Les festivals de house se font racheter, revendre ou absorber par des fonds d'investissement plus souvent qu'ils ne fêtent un anniversaire. Grant Park, à Atlanta, en accueille un qui vient de faire les deux à la fois : aujourd'hui, 6 septembre, House In The Park tient sa 22e édition consécutive, de midi à 20h, avec plus de 15 000 personnes attendues sur la pelouse au nord du parc, près du centre de loisirs.
L'affiche réunit Kai Alcé, DJ Ramon Rawsoul, Salah Ananse et DJ Kemit, le même cercle de DJ deep house atlantiens qui porte l'événement depuis près de vingt ans. Personne n'a été bookingé depuis un roster d'agence pour têter l'affiche.
Comment une soirée house tient-elle 20 ans face à l'hécatombe des festivals ?
Rawsoul, qui a grandi dans le South Side de Chicago, berceau de la house, et Alcé, formé adolescent au Music Institute de Detroit avant de s'installer à Atlanta et de fonder le label NDATL en 2008, ont lancé House In The Park en 2005 comme un cadeau à leur ville. L'événement est directement issu de The Gathering, leur propre soirée mensuelle, et non d'une marque de festival cherchant à s'implanter sur un nouveau marché. La nuance compte : aucun investisseur extérieur n'attend de retour sur capital, aucun groupe de tournées ne fixe le budget de l'année suivante, aucun logo de sponsor ne dicte la programmation. Les deux fondateurs bookent toujours l'événement, et ils y jouent toujours.
Cette structure explique aussi la simplicité des prix. Les billets en prévente sont à 25 dollars, 30 dollars sur place quand il en reste, avec un billet enfant offert par billet adulte, une grille pensée pour rendre une journée entière de musique accessible au quartier plutôt que pour maximiser la recette sur un public captif. À comparer avec le prix d'une seule journée affichant ne serait-ce qu'une tête d'affiche nationale, et l'écart en dit long sur le public visé.

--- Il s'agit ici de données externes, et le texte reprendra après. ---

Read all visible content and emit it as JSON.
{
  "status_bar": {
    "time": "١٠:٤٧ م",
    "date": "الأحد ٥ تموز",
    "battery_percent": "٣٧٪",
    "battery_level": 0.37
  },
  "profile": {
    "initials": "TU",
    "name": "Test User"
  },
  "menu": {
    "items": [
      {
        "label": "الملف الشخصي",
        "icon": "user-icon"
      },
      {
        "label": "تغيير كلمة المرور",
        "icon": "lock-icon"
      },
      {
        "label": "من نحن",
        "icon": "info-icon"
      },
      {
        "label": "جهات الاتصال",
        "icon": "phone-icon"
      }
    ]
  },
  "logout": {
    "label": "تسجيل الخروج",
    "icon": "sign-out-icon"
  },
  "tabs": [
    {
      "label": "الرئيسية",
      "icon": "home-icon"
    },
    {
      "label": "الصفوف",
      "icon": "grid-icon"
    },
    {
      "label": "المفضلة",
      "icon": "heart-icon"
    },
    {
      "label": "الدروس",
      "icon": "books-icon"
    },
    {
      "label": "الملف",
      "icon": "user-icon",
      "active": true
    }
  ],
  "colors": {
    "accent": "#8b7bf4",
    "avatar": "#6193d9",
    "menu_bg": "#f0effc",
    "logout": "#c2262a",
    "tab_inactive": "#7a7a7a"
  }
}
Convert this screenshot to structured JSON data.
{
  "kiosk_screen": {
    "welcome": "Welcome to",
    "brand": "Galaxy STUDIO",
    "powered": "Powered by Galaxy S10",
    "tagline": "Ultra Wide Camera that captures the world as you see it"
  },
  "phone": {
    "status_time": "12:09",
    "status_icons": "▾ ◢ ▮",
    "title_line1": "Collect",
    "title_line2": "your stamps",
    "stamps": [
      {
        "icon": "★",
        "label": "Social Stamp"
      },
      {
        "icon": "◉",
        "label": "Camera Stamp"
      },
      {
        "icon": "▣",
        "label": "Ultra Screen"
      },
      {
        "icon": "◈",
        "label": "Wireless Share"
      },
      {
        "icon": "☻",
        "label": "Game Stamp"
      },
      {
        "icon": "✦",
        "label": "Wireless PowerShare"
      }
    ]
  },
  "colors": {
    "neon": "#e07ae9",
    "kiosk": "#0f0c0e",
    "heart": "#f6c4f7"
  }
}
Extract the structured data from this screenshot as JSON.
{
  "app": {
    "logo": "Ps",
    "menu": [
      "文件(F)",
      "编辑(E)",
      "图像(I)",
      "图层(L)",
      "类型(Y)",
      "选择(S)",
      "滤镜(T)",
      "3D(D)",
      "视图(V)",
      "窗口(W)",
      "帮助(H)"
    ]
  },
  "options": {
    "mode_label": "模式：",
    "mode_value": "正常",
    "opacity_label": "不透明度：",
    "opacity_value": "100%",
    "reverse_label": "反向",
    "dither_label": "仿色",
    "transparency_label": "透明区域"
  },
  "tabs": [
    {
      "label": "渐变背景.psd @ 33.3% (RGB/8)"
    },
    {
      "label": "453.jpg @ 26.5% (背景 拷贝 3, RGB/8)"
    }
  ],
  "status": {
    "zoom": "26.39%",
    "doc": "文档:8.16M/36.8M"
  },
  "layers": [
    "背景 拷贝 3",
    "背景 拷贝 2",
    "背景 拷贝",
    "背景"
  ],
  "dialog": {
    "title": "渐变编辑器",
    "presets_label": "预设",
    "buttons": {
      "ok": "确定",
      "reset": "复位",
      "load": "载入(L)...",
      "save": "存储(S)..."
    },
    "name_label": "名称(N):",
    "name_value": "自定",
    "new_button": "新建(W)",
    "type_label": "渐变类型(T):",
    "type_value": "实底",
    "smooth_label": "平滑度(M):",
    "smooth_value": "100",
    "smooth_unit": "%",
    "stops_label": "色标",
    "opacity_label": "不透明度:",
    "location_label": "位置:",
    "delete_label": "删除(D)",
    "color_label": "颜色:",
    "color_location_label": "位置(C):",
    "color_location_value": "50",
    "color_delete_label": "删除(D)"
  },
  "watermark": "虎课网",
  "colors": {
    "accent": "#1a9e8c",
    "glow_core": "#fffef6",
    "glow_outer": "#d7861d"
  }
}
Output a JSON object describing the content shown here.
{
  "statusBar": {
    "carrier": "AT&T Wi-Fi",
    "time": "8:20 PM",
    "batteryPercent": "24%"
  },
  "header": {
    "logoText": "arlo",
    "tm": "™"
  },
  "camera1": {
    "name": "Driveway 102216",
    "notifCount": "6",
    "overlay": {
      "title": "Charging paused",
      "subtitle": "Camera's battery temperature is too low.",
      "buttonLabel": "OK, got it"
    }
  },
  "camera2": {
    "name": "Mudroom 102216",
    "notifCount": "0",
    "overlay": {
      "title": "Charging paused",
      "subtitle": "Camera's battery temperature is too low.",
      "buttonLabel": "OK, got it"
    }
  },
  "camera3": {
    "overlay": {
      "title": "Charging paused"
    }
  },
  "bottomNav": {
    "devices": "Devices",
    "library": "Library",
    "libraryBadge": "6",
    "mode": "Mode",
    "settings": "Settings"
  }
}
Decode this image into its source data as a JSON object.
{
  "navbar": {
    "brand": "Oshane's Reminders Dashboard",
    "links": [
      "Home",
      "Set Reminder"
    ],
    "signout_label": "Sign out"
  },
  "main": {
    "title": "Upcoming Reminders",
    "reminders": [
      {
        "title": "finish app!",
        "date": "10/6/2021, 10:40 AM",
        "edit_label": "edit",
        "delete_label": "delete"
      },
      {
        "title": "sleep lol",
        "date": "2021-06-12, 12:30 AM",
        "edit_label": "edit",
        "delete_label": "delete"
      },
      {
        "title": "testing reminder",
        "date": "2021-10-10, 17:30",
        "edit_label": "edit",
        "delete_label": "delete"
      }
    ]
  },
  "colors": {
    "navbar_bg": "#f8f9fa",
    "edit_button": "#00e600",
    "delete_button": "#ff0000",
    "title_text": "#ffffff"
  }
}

Pourquoi une affiche 100% locale attire-t-elle encore 15 000 personnes ?
Parce que ce n'est pas l'affiche qui vend, c'est la communauté. Rawsoul et Alcé ont toujours porté l'idée que la house pouvait transcender « l'identification ethnique, la classification raciale, l'âge et le mode de vie », et vingt-deux ans avec les mêmes deux noms sur l'affiche, aux côtés des habitués atlantiens Salah Ananse et DJ Kemit, ont construit une confiance qu'aucune tête d'affiche extérieure ne peut fabriquer en une seule saison de booking. Les gens reviennent parce qu'ils savent ce qu'ils vont trouver : de la deep house, jouée par ceux qui la jouent dans ce parc chaque septembre depuis que Grant Park était surtout une habitude du dimanche après-midi plutôt qu'une destination.
House In The Park a été fondé en 2005 et est depuis devenu une tradition populaire pour la scène house de la ville.
Cette continuité est la vraie histoire ici. Des festivals dotés de dix fois plus de budget marketing dépassent rarement une cinquième édition sans changer de marque, de propriétaire, ou disparaître discrètement. Celui-ci est toujours mené par ses fondateurs, toujours accessible au quartier, et il remplit toujours un parc public le week-end du Labor Day.